B. Problems on Formal Grammars: Study the following pages, with emphasis on the first two:

  1. Intro. to Grammars,
  2. Derivations, Parse Trees, and Ambiguity, and
  3. Types of Grammars (time permitting)


  1. In each case below give an informal description of the language defined by the given grammar. "Informal" means short and simple, perhaps using an English language description. One way to get started is to try various derivation sequences and get intuition about what sentences can be generated. For example, in 1.a. below, one can write A ==> a A c ==> a b c, or A ==> a A c ==> a a A c c ==> a a b c c, and so forth.

    1.      A ---> a A c                 (A is start symbol)
           A ---> b
         
    2.      O ---> a  |  a E             (O is start symbol)
           E ---> a O                     (Hint: Why use symbols E and O?)
         
    3.      L ---> L A | A               (L is start symbol)
           A ---> a
         
    4.      N ---> ( C )                 (N is start symbol)
           C ---> C , A | A
           A ---> a | b | c | d 
         
    5.      S ---> A B                   (S is start symbol)
           A ---> a A  |  a
           B ---> b B c  |  b c
         

  2. Here is a very simple example grammar:
      
      E  ---> E + E
      E  ---> E * E 
      E  ---> ( E ) | a | b | c | d 
      
    1. Give the leftmost derivation and the parse tree for:

        a * ( b + c )
    2. Give the two distinct leftmost derivations and the two distinct parse trees for:

        a * b + c 

  3. Here is a "standard" simple example grammar that I will often use:
      
      E  ---> E + T |  T
      T  ---> T * F |  F
      F  ---> ( E ) | a | b | c | d 
      
    In each case below, given the sentence, construct the leftmost derivation sequence ( = replacement sequence = derivation) and the parse tree. (These are both unique.)

    1.   a + b + c

    2.   a * b + c * d


  4. Consider the following grammar for an assignment statement (A), with an operator ^ representing exponentiation. (This is a "beefed-up" version of the standard grammar.)
      
      A  ---> L = E
      E  ---> E + T | E - T | T
      T  ---> T * S | T / S | S
      S  ---> F ^ S | F
      F  ---> ( E ) | L
      L  ---> a | b | c | d 
      
    1. What are the terminal symbols? The non-terminal symbols? The metasymbols?

    2. Construct leftmost derivations and parse trees for each of the following sentences: (But only submit the derivations and not the parse trees, since these are pretty complicated.)

      1.    d = a + b + c

      2.    d = a ^ b ^ c

      3.    d = a + b * c ^ d

    3. What do the derivations and trees in ii. and iii. above say about the precedence and associativity of the new operator ^?

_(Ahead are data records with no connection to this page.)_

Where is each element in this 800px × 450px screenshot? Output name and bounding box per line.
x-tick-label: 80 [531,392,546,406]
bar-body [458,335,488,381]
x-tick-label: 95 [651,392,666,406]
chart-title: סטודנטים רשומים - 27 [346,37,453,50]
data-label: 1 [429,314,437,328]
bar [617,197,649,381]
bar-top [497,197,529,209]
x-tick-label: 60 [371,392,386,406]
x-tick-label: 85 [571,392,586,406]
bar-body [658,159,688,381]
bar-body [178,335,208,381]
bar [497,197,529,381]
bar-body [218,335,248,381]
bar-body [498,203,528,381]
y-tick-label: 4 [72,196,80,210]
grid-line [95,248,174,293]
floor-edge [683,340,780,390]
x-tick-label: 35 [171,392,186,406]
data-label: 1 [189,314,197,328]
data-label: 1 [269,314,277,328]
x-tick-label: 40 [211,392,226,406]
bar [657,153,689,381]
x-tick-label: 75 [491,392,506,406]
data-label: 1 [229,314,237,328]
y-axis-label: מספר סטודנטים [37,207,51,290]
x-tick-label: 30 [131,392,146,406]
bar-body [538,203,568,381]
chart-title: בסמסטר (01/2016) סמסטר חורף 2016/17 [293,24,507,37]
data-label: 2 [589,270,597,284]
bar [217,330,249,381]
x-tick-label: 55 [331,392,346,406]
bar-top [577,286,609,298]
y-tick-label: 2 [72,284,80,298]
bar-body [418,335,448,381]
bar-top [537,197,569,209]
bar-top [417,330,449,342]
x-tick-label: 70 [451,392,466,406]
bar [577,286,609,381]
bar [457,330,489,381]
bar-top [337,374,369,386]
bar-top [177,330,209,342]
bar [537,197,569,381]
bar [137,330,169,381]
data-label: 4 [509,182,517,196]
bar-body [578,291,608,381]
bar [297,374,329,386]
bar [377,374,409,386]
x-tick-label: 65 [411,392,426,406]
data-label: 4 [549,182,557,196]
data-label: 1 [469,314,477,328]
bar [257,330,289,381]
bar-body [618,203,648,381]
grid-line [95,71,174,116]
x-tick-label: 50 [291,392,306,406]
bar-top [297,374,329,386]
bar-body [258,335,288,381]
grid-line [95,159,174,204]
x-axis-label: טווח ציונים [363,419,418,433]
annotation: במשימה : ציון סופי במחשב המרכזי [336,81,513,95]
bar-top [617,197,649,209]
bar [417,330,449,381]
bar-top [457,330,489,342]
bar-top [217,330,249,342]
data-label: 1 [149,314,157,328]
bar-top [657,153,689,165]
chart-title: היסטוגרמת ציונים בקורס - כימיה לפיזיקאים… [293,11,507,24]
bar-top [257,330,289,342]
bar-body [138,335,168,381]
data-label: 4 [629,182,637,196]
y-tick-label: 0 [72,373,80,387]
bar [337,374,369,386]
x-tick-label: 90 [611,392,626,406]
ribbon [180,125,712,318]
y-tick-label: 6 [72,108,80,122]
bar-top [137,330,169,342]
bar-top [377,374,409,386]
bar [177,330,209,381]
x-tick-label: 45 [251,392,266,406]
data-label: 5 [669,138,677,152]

  5. Here are three harder problems, not for credit, just "for fun". In each case below give an informal description of the language defined by the given grammar.

    1.   S ---> ( S ) S  |  ε            (S is start symbol.)
                                          (ε is the empty symbol)
      
    2.   S ---> S S  |  ( S )  | ( )     (S is start symbol.)
                                          (Same language as a.)
      
    3.   S ---> a B  |  b A              (S is start symbol.)
        A ---> a S  |  b A A  |  a     
        B ---> b S  |  a B B  |  b     
      

Revision date: 2013-09-13. (Please use ISO 8601, the International Standard.)